Mr. Dey said he doesn't understand why wholesale change is needed, noting he has not heard corporate directors complain that the existing voluntary guidelines are too onerous.
And he said the corporate community is far too distracted by the recession to tackle a fundamental overhaul of governance practices at this time.
"If we do need this, it's not apparent why," he said. "And if we do need it, let's visit the issue when we're not so focused on basic survival issues."
Doug Hyndman, chairman of the British Columbia Securities Commission and an advocate of adopting "principles-based" regulations, said the reforms stem from an old commitment by regulators to review the governance rules for controlled companies with majority shareholders. He said they were especially championed by Quebec's regulator.

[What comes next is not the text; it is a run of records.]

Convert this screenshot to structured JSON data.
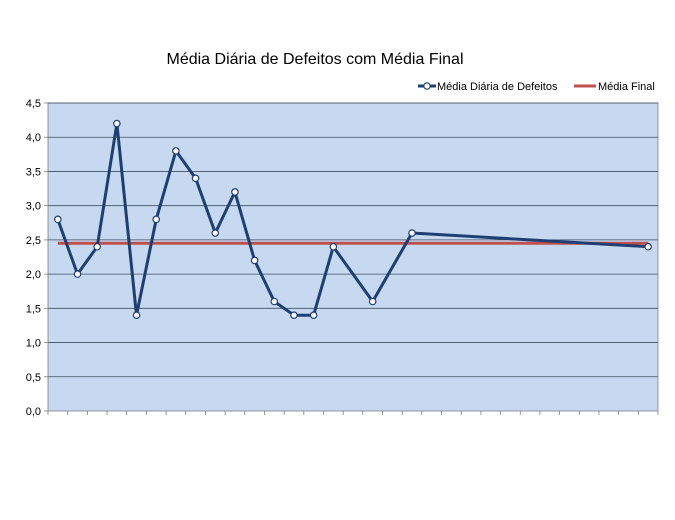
{
  "chart_data": {
    "type": "line",
    "title": "Média Diária de Defeitos com Média Final",
    "xlabel": "",
    "ylabel": "",
    "ylim": [
      0,
      4.5
    ],
    "yticks": [
      "0,0",
      "0,5",
      "1,0",
      "1,5",
      "2,0",
      "2,5",
      "3,0",
      "3,5",
      "4,0",
      "4,5"
    ],
    "grid": true,
    "legend": "top-right",
    "x_slots": 31,
    "series": [
      {
        "name": "Média Diária de Defeitos",
        "color": "#1f3f73",
        "marker": "circle",
        "points": [
          {
            "x": 0,
            "y": 2.8
          },
          {
            "x": 1,
            "y": 2.0
          },
          {
            "x": 2,
            "y": 2.4
          },
          {
            "x": 3,
            "y": 4.2
          },
          {
            "x": 4,
            "y": 1.4
          },
          {
            "x": 5,
            "y": 2.8
          },
          {
            "x": 6,
            "y": 3.8
          },
          {
            "x": 7,
            "y": 3.4
          },
          {
            "x": 8,
            "y": 2.6
          },
          {
            "x": 9,
            "y": 3.2
          },
          {
            "x": 10,
            "y": 2.2
          },
          {
            "x": 11,
            "y": 1.6
          },
          {
            "x": 12,
            "y": 1.4
          },
          {
            "x": 13,
            "y": 1.4
          },
          {
            "x": 14,
            "y": 2.4
          },
          {
            "x": 16,
            "y": 1.6
          },
          {
            "x": 18,
            "y": 2.6
          },
          {
            "x": 30,
            "y": 2.4
          }
        ]
      },
      {
        "name": "Média Final",
        "color": "#c0504d",
        "value": 2.45
      }
    ]
  }
}
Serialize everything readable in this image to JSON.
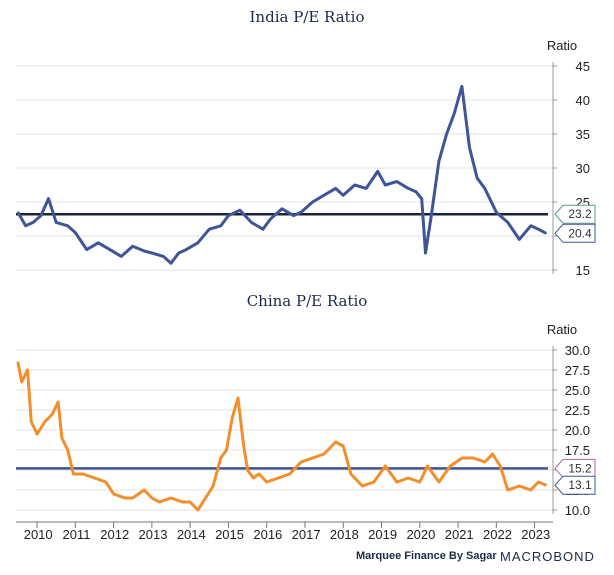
{
  "chart_data": [
    {
      "type": "line",
      "title": "India P/E Ratio",
      "ylabel": "Ratio",
      "ylim": [
        15,
        45
      ],
      "yticks": [
        15,
        20,
        25,
        30,
        35,
        40,
        45
      ],
      "line_color": "#3e5597",
      "reference_color": "#1b2338",
      "reference_value": 23.2,
      "reference_label": "23.2",
      "last_value": 20.4,
      "last_label": "20.4",
      "x": [
        2009.5,
        2009.7,
        2009.9,
        2010.1,
        2010.3,
        2010.5,
        2010.8,
        2011.0,
        2011.3,
        2011.6,
        2011.9,
        2012.2,
        2012.5,
        2012.8,
        2013.0,
        2013.3,
        2013.5,
        2013.7,
        2013.9,
        2014.2,
        2014.5,
        2014.8,
        2015.0,
        2015.3,
        2015.6,
        2015.9,
        2016.1,
        2016.4,
        2016.7,
        2016.9,
        2017.2,
        2017.5,
        2017.8,
        2018.0,
        2018.3,
        2018.6,
        2018.9,
        2019.1,
        2019.4,
        2019.7,
        2019.9,
        2020.05,
        2020.15,
        2020.3,
        2020.5,
        2020.7,
        2020.9,
        2021.1,
        2021.3,
        2021.5,
        2021.7,
        2022.0,
        2022.3,
        2022.6,
        2022.9,
        2023.1,
        2023.3
      ],
      "values": [
        23.5,
        21.5,
        22.0,
        23.0,
        25.5,
        22.0,
        21.5,
        20.5,
        18.0,
        19.0,
        18.0,
        17.0,
        18.5,
        17.8,
        17.5,
        17.0,
        16.0,
        17.5,
        18.0,
        19.0,
        21.0,
        21.5,
        23.0,
        23.8,
        22.0,
        21.0,
        22.5,
        24.0,
        23.0,
        23.5,
        25.0,
        26.0,
        27.0,
        26.0,
        27.5,
        27.0,
        29.5,
        27.5,
        28.0,
        27.0,
        26.5,
        25.5,
        17.5,
        23.0,
        31.0,
        35.0,
        38.0,
        42.0,
        33.0,
        28.5,
        27.0,
        23.5,
        22.0,
        19.5,
        21.5,
        21.0,
        20.4
      ],
      "xlim": [
        2009.45,
        2023.35
      ]
    },
    {
      "type": "line",
      "title": "China P/E Ratio",
      "ylabel": "Ratio",
      "ylim": [
        10.0,
        30.0
      ],
      "yticks": [
        10.0,
        12.5,
        15.0,
        17.5,
        20.0,
        22.5,
        25.0,
        27.5,
        30.0
      ],
      "ytick_labels": [
        "10.0",
        "12.5",
        "15.0",
        "17.5",
        "20.0",
        "22.5",
        "25.0",
        "27.5",
        "30.0"
      ],
      "line_color": "#f28e2b",
      "reference_color": "#3e5597",
      "reference_value": 15.2,
      "reference_label": "15.2",
      "last_value": 13.1,
      "last_label": "13.1",
      "x": [
        2009.5,
        2009.6,
        2009.75,
        2009.85,
        2010.0,
        2010.2,
        2010.4,
        2010.55,
        2010.65,
        2010.8,
        2010.95,
        2011.2,
        2011.5,
        2011.8,
        2012.0,
        2012.3,
        2012.5,
        2012.8,
        2013.0,
        2013.2,
        2013.5,
        2013.8,
        2014.0,
        2014.2,
        2014.4,
        2014.6,
        2014.8,
        2014.95,
        2015.1,
        2015.25,
        2015.4,
        2015.5,
        2015.65,
        2015.8,
        2016.0,
        2016.3,
        2016.6,
        2016.9,
        2017.2,
        2017.5,
        2017.8,
        2018.0,
        2018.2,
        2018.5,
        2018.8,
        2019.1,
        2019.4,
        2019.7,
        2020.0,
        2020.2,
        2020.5,
        2020.8,
        2021.1,
        2021.4,
        2021.7,
        2021.9,
        2022.1,
        2022.3,
        2022.6,
        2022.9,
        2023.1,
        2023.3
      ],
      "values": [
        28.5,
        26.0,
        27.5,
        21.0,
        19.5,
        21.0,
        22.0,
        23.5,
        19.0,
        17.5,
        14.5,
        14.5,
        14.0,
        13.5,
        12.0,
        11.5,
        11.5,
        12.5,
        11.5,
        11.0,
        11.5,
        11.0,
        11.0,
        10.0,
        11.5,
        13.0,
        16.5,
        17.5,
        21.5,
        24.0,
        18.0,
        15.0,
        14.0,
        14.5,
        13.5,
        14.0,
        14.5,
        16.0,
        16.5,
        17.0,
        18.5,
        18.0,
        14.5,
        13.0,
        13.5,
        15.5,
        13.5,
        14.0,
        13.5,
        15.5,
        13.5,
        15.5,
        16.5,
        16.5,
        16.0,
        17.0,
        15.5,
        12.5,
        13.0,
        12.5,
        13.5,
        13.1
      ],
      "xlim": [
        2009.45,
        2023.35
      ]
    }
  ],
  "shared_x_axis": {
    "tick_labels": [
      "2010",
      "2011",
      "2012",
      "2013",
      "2014",
      "2015",
      "2016",
      "2017",
      "2018",
      "2019",
      "2020",
      "2021",
      "2022",
      "2023"
    ]
  },
  "footer": {
    "attribution": "Marquee Finance By Sagar",
    "brand": "MACROBOND"
  }
}
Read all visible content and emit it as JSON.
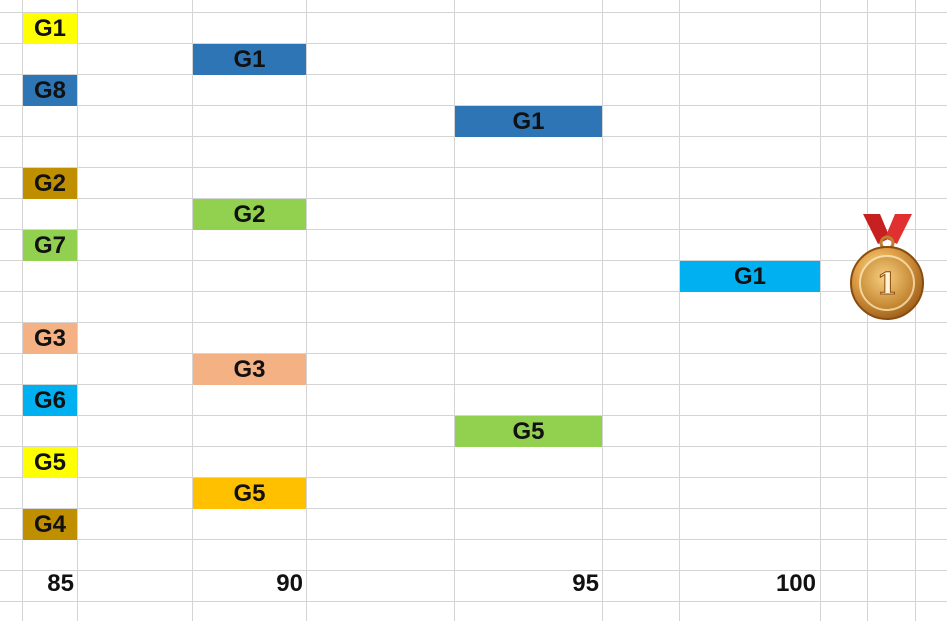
{
  "colors": {
    "yellow": "#ffff00",
    "dark_blue": "#2e75b6",
    "dark_gold": "#bf8f00",
    "light_green": "#92d050",
    "salmon": "#f4b183",
    "sky_blue": "#00b0f0",
    "orange": "#ffc000",
    "grid": "#d4d4d4"
  },
  "left_column": [
    {
      "label": "G1",
      "color": "#ffff00"
    },
    {
      "label": "G8",
      "color": "#2e75b6"
    },
    {
      "label": "G2",
      "color": "#bf8f00"
    },
    {
      "label": "G7",
      "color": "#92d050"
    },
    {
      "label": "G3",
      "color": "#f4b183"
    },
    {
      "label": "G6",
      "color": "#00b0f0"
    },
    {
      "label": "G5",
      "color": "#ffff00"
    },
    {
      "label": "G4",
      "color": "#bf8f00"
    }
  ],
  "round_90": [
    {
      "label": "G1",
      "color": "#2e75b6"
    },
    {
      "label": "G2",
      "color": "#92d050"
    },
    {
      "label": "G3",
      "color": "#f4b183"
    },
    {
      "label": "G5",
      "color": "#ffc000"
    }
  ],
  "round_95": [
    {
      "label": "G1",
      "color": "#2e75b6"
    },
    {
      "label": "G5",
      "color": "#92d050"
    }
  ],
  "round_100": [
    {
      "label": "G1",
      "color": "#00b0f0"
    }
  ],
  "axis": {
    "labels": [
      "85",
      "90",
      "95",
      "100"
    ]
  },
  "medal": {
    "icon": "gold-medal-icon",
    "number": "1"
  }
}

"We concluded that, really, we should make a more fundamental change rather than just trying to tinker with it to fix that problem, and go back to a clean sheet of paper and say, what's the best scheme we can design," he said.
Mr. Hyndman added he is not surprised that directors would question whether reforms are needed now, especially since the existing regime has only been in place for a few years. He said regulators also debated that point, but felt the changes were valuable enough to warrant proceeding.
"But that's certainly a subject that's worthy of debate."
Canada's current rules require companies to abide by the guidelines or else explain to shareholders in their annual proxy circulars why they are not accepted - a system dubbed "comply or explain."
The proposed new rules - open for comment until April 20 - outline nine optional general governance "principles" on which companies would have to comment, offering any "examples of practices" they wish to report.
Ms. Hansell said this means, for example, that companies would no longer need to tell shareholders whether they have a fully independent compensation committee to determine executive pay, only having to describe any practices they have "to establish and maintain appropriate compensation policies."
Ms. Hansell, a Bay Street lawyer who is also a director on the board of the Bank of Canada, said companies could meet many of the new requirements with only vague statements of practices.
Stephen Griggs, executive director of the Canadian Coalition for Good Governance, said the governance proposals at best do nothing but rearrange existing guidelines. "At worst, it is going to allow for a reduction of governance at a number of companies."
Mr. Dey said he is also concerned about the process used to create the new standards. He said reforms should come from directors in the trenches, similar to the approach used by the Toronto Stock Exchange in creating the Dey committee, comprised of corporate directors and major investors.
"I think the private sector is better-positioned to establish governance standards, and I think they're more credible to the investor and other stakeholder communities," he said.